Step 9. Map the full structure
(Reproduced fully in two-paths-structure-overboard.md as the abbreviated structure file. The walk above is the reasoning; the structure file is the durable artifact.)
Step 10. Stress test
Does the identity-as-practice / second-overboard structure account for the film's most compelling moments? Check the list:
- The opening yacht-and-skeet scene: yes, equilibrium of the inherited self.
- The closet rejection and Dean overboard: yes, the seed image and the stiffed $600 motive that powers Dean's revenge.
- The wedding ring, the night fall, the garbage scow: yes, inciting incident as ring-and-water trap on Joanna's station.
- Grant's refusal to claim her: yes, the Resistance/Debate beat from Grant's side that frees Dean to make the claim.
- Dean's hospital claim and the boys' first sight of "Mom": yes, Resistance/Debate from Joanna's side.
- The breakdown / "we like you" / dish washing: yes, Commitment.
- Jim Dandy montage, household functioning, kids' homework, macaroni bracelet, miniature-golf money: yes, Rising Action / Initial Approach (in this case the new approach Joanna is building).
- Dean about to confess; Joanna pre-empts with "I know — fertilizer plant": yes, this is a held escalation that preserves the lie just long enough for the memory return to do its work.
- The lumberyard accident, the photo ID, the memory return, "you used me": yes, the falling action.
- Yacht dinner with Korman, the cigarette, the beer: yes, Escalation 2.
- The captain's-wheel turn, "I want to go back, Grant": the actual decision before the climax.
- Grant's confession that he left her in the psych ward, "you snake!": yes, this is the trigger that converts the decision into the jump.
- The second overboard, Dean overboard alongside, kissing in the water: yes, climax.
- The rich-twist confession at the end: yes, the wind-down's comedy reversal that finalizes the new equilibrium.
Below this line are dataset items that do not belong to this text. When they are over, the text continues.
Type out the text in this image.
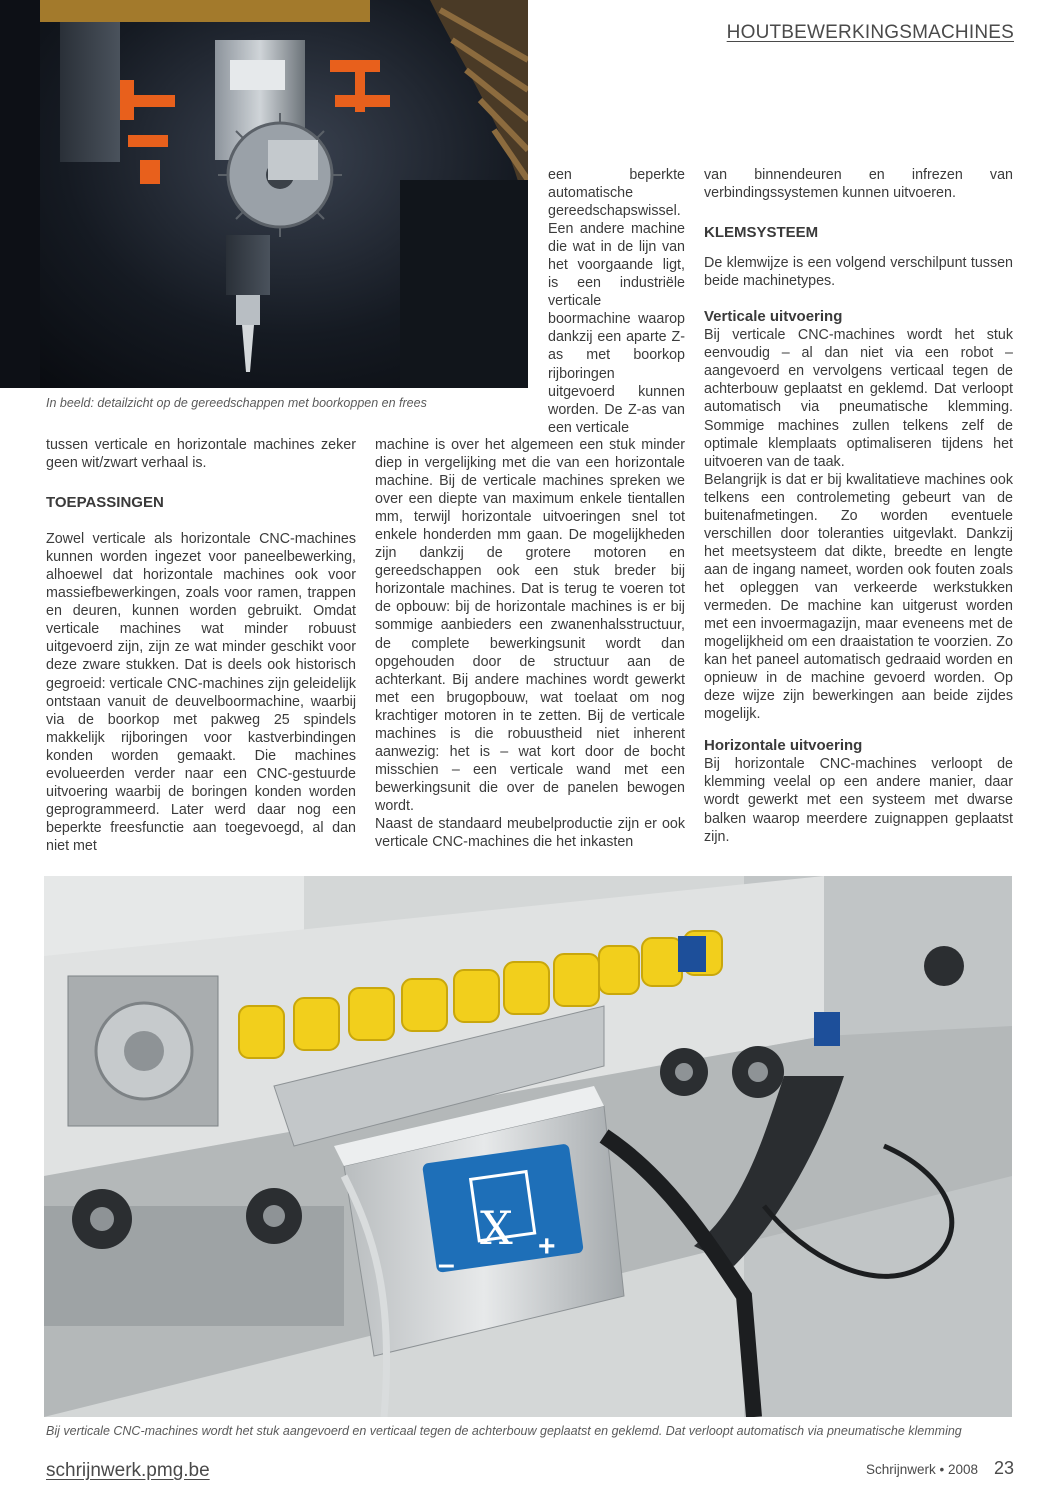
HOUTBEWERKINGSMACHINES
In beeld: detailzicht op de gereedschappen met boorkoppen en frees

tussen verticale en horizontale machines zeker geen wit/zwart verhaal is.

TOEPASSINGEN

Zowel verticale als horizontale CNC-machines kunnen worden ingezet voor paneelbewerking, alhoewel dat horizontale machines ook voor massiefbewerkingen, zoals voor ramen, trappen en deuren, kunnen worden gebruikt. Omdat verticale machines wat minder robuust uitgevoerd zijn, zijn ze wat minder geschikt voor deze zware stukken. Dat is deels ook historisch gegroeid: verticale CNC-machines zijn geleidelijk ontstaan vanuit de deuvelboormachine, waarbij via de boorkop met pakweg 25 spindels makkelijk rijboringen voor kastverbindingen konden worden gemaakt. Die machines evolueerden verder naar een CNC-gestuurde uitvoering waarbij de boringen konden worden geprogrammeerd. Later werd daar nog een beperkte freesfunctie aan toegevoegd, al dan niet met

een beperkte automatische gereedschapswissel. Een andere machine die wat in de lijn van het voorgaande ligt, is een industriële verticale boormachine waarop dankzij een aparte Z-as met boorkop rijboringen uitgevoerd kunnen worden. De Z-as van een verticale

machine is over het algemeen een stuk minder diep in vergelijking met die van een horizontale machine. Bij de verticale machines spreken we over een diepte van maximum enkele tientallen mm, terwijl horizontale uitvoeringen snel tot enkele honderden mm gaan. De mogelijkheden zijn dankzij de grotere motoren en gereedschappen ook een stuk breder bij horizontale machines. Dat is terug te voeren tot de opbouw: bij de horizontale machines is er bij sommige aanbieders een zwanenhalsstructuur, de complete bewerkingsunit wordt dan opgehouden door de structuur aan de achterkant. Bij andere machines wordt gewerkt met een brugopbouw, wat toelaat om nog krachtiger motoren in te zetten. Bij de verticale machines is die robuustheid niet inherent aanwezig: het is – wat kort door de bocht misschien – een verticale wand met een bewerkingsunit die over de panelen bewogen wordt.

Naast de standaard meubelproductie zijn er ook verticale CNC-machines die het inkasten

van binnendeuren en infrezen van verbindingssystemen kunnen uitvoeren.

KLEMSYSTEEM

De klemwijze is een volgend verschilpunt tussen beide machinetypes.

Verticale uitvoering

Bij verticale CNC-machines wordt het stuk eenvoudig – al dan niet via een robot – aangevoerd en vervolgens verticaal tegen de achterbouw geplaatst en geklemd. Dat verloopt automatisch via pneumatische klemming. Sommige machines zullen telkens zelf de optimale klemplaats optimaliseren tijdens het uitvoeren van de taak.

Belangrijk is dat er bij kwalitatieve machines ook telkens een controlemeting gebeurt van de buitenafmetingen. Zo worden eventuele verschillen door toleranties uitgevlakt. Dankzij het meetsysteem dat dikte, breedte en lengte aan de ingang nameet, worden ook fouten zoals het opleggen van verkeerde werkstukken vermeden. De machine kan uitgerust worden met een invoermagazijn, maar eveneens met de mogelijkheid om een draaistation te voorzien. Zo kan het paneel automatisch gedraaid worden en opnieuw in de machine gevoerd worden. Op deze wijze zijn bewerkingen aan beide zijdes mogelijk.

Horizontale uitvoering

Bij horizontale CNC-machines verloopt de klemming veelal op een andere manier, daar wordt gewerkt met een systeem met dwarse balken waarop meerdere zuignappen geplaatst zijn.

X
–
+
Bij verticale CNC-machines wordt het stuk aangevoerd en verticaal tegen de achterbouw geplaatst en geklemd. Dat verloopt automatisch via pneumatische klemming
schrijnwerk.pmg.be	Schrijnwerk • 2008 23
The structure holds. One adjustment to incorporate from the stress test: the moment Joanna takes the captain's wheel and turns the yacht around is a real beat — it's the intentional analog of the accidental fall overboard at minute 14. She is rerouting the yacht the way the original ring-fall rerouted her. Place it as the late beat that immediately precedes the Climax (after Escalation 2, before the jump).
The structure is reinforced. Stop here.